3. The beis din not only has the ability to prevent authorities from being aware of potentially dangerous individuals, it also prevents the community from being made aware of them.

4. The beis din attempts to protect the identity of the accused individual (thereby also protecting the privacy of the victim) by managing them on their own.  For example, if someone’s level of threat is not determined to be severe enough to contact police, but enough to put controls into place, they will set forth rules which stipulate that the person cannot go places where they will encounter children (e.g. mikvahs, schools, shuls, playgrounds).  Apparently certain community members (shul rabbis, school principals, etc.) could be informed about the alleged perpetrator.  However, these rules, for the most part, are to be self-enforced by the accused individual.   There was no mention of a shomer being assigned to suspected abusers.

The issue of whether or not pedophiles or other abusers can be managed within the frum community is a perplexing one.  On the one hand, it is not unheard of for false allegations to be made toward innocent individuals.  Day care sex abuse hysteria is a phenomenon that first came to light in the 1980s and early 1990s, where convictions for mass abuse in homes, day cares, and babysitting facilities were eventually overturned when victims admitted to lying or being coerced into pressing charges.  Of course none of the lives of those falsely accused will ever be the same again.

The other side of the coin is that if someone really is guilty but not brought to the police, they are roaming the community free to perpetrate another crime.  Recently, another report of an alleged orthodox abuser came to light in the Chicago Tribune.  Many people in the Chicago community are angry to find out that the alleged incident happened six years ago, and was apparently brought to the attention of the special beis din.  The family decided not to press charges, and the man has been living freely in the West Rogers Park community.  Now that the victim is old enough to press charges on his own, he is doing so.

The general public in our community never knew that this man posed a potential threat.  One has to wonder how many other folks are walking freely through our streets, having gotten a pass from the beis din.  As parents, do we have the right to information that could protect the well being of our children?  In the secular world, those charged and convicted of sex crimes are required to report their whereabouts to authorities, not live within a certain distance of schools, parks, or other areas heavily populated with children, and be registered in a publicly accessible nationwide database.

It’s interesting to note that in the revelation of abuse cases within the community, there are always people who are “in the know” through the community grapevine.  When stories come out, there will be people who nonchalantly say something like, “Oh, yes!

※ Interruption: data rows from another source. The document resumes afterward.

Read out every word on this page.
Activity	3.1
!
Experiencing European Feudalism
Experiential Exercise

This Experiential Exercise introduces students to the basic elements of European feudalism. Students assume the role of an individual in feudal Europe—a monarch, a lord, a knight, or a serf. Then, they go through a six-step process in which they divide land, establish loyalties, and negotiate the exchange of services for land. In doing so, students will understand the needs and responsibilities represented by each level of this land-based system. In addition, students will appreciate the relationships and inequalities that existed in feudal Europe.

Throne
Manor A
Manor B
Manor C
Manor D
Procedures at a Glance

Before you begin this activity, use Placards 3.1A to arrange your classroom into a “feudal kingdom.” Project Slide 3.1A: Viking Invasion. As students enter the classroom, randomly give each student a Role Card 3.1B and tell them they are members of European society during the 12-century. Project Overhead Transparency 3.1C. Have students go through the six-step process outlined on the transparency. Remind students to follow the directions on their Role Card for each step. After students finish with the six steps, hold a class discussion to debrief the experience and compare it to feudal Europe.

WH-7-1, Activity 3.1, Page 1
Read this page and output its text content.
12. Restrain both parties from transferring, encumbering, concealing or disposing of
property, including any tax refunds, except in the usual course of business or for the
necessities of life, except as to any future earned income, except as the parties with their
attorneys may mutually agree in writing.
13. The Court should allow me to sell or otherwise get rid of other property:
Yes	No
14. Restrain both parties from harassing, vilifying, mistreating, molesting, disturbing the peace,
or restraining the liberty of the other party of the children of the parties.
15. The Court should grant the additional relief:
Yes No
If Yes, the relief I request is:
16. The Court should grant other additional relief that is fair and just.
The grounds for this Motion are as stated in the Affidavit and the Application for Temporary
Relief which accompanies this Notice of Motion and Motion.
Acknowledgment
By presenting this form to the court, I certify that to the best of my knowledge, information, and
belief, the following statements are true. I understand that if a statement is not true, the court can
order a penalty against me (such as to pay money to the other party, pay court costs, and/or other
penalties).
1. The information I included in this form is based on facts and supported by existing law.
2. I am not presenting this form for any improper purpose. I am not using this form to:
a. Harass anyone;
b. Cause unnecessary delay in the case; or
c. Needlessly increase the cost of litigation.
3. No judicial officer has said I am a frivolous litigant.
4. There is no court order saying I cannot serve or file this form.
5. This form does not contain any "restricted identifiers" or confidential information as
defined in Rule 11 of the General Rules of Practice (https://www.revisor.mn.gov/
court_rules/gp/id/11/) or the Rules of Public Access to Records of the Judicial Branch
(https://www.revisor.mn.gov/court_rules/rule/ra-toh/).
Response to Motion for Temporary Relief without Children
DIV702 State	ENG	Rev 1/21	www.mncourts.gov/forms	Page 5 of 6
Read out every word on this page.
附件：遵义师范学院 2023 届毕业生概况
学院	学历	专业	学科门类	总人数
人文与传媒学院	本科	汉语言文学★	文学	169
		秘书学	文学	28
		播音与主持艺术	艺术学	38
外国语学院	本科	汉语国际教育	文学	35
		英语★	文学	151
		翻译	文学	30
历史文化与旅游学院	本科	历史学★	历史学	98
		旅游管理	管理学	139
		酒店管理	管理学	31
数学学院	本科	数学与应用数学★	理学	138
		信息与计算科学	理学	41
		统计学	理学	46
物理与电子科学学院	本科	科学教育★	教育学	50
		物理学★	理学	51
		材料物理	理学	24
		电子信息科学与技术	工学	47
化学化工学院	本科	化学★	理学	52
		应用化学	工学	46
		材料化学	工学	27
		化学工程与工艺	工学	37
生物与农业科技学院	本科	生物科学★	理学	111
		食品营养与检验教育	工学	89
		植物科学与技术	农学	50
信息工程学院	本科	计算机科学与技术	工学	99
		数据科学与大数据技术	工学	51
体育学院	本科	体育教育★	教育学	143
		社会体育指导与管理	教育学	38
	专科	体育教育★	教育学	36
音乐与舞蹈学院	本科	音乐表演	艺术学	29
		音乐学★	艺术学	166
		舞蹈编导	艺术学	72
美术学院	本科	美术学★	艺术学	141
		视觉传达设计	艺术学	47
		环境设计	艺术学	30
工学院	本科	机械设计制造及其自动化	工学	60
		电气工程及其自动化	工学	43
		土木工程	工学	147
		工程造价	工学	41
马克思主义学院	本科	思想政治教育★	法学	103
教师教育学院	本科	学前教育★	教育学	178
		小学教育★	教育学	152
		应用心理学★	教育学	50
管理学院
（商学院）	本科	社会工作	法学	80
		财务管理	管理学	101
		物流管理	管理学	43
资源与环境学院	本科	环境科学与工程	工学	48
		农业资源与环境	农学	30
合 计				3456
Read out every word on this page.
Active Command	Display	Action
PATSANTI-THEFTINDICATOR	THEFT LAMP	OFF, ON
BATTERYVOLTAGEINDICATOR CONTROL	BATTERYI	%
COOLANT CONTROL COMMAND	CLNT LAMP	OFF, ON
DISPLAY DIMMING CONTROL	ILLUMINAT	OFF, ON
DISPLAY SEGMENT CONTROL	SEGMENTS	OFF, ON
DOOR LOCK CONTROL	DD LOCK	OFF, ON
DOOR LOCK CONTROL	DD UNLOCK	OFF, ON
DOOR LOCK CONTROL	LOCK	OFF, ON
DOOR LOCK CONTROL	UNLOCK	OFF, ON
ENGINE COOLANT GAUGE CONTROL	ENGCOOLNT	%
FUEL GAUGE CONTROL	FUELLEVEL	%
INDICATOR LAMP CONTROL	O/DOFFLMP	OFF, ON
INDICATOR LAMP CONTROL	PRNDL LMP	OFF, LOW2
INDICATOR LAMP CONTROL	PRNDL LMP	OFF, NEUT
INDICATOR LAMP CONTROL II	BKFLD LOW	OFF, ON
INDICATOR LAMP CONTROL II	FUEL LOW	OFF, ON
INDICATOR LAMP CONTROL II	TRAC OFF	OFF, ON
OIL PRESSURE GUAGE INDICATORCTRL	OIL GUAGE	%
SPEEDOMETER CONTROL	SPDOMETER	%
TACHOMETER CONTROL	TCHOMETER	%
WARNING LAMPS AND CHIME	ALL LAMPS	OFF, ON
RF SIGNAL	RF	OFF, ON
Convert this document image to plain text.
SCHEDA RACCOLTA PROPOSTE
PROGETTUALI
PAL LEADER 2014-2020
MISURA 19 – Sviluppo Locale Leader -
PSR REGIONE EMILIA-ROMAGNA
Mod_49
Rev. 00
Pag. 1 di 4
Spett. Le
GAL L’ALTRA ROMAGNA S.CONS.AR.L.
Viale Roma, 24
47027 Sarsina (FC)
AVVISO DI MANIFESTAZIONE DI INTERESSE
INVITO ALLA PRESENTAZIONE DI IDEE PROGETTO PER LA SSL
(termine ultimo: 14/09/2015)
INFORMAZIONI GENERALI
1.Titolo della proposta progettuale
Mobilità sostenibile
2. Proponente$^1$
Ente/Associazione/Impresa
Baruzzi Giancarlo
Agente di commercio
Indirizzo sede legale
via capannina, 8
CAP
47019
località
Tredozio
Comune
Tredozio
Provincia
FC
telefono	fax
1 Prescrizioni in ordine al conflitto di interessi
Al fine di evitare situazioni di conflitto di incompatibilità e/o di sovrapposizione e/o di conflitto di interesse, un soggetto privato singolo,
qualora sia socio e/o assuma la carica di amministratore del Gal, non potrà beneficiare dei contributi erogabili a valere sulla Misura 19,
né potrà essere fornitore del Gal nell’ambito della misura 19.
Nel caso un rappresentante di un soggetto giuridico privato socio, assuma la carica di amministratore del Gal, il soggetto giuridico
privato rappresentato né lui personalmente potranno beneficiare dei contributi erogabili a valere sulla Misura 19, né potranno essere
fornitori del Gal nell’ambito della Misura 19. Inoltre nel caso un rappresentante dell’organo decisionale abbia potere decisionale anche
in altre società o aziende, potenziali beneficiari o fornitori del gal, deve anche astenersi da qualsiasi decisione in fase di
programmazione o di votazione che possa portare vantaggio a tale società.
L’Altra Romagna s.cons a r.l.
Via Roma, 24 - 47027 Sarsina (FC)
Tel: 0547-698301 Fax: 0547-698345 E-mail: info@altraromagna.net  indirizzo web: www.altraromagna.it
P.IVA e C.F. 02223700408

We’ve known about him for ages.  We always tell our kids to stay away from his house.”  Obviously, the grapevine is a very inefficient way to garner useful information.  If you ask those people why they didn’t say anything, they will usually respond that it was just “generally known,” and since they didn’t have any first hand evidence, it would be loshon horah.  Being weird isn’t a crime, is it?

Living in the United States, everyone is innocent until proven guilty.  I understand the horrible ramifications of accusing an innocent person of child abuse.  However, if it is determined that the person in question is guilty, even if the family does not want to press charges, there has to be a better way to protect the community from further crimes this person may commit.  Apparently, under Illinois state law, rabbis are mandated reporters.  That means that they have a legal obligation to report a crime that a congregant confesses.  Social workers, psychologists, and physicians are mandated reporters.  Presumably, the mental health care professionals that provide guidance to the special beis din would also be required to report all cases to the authorities.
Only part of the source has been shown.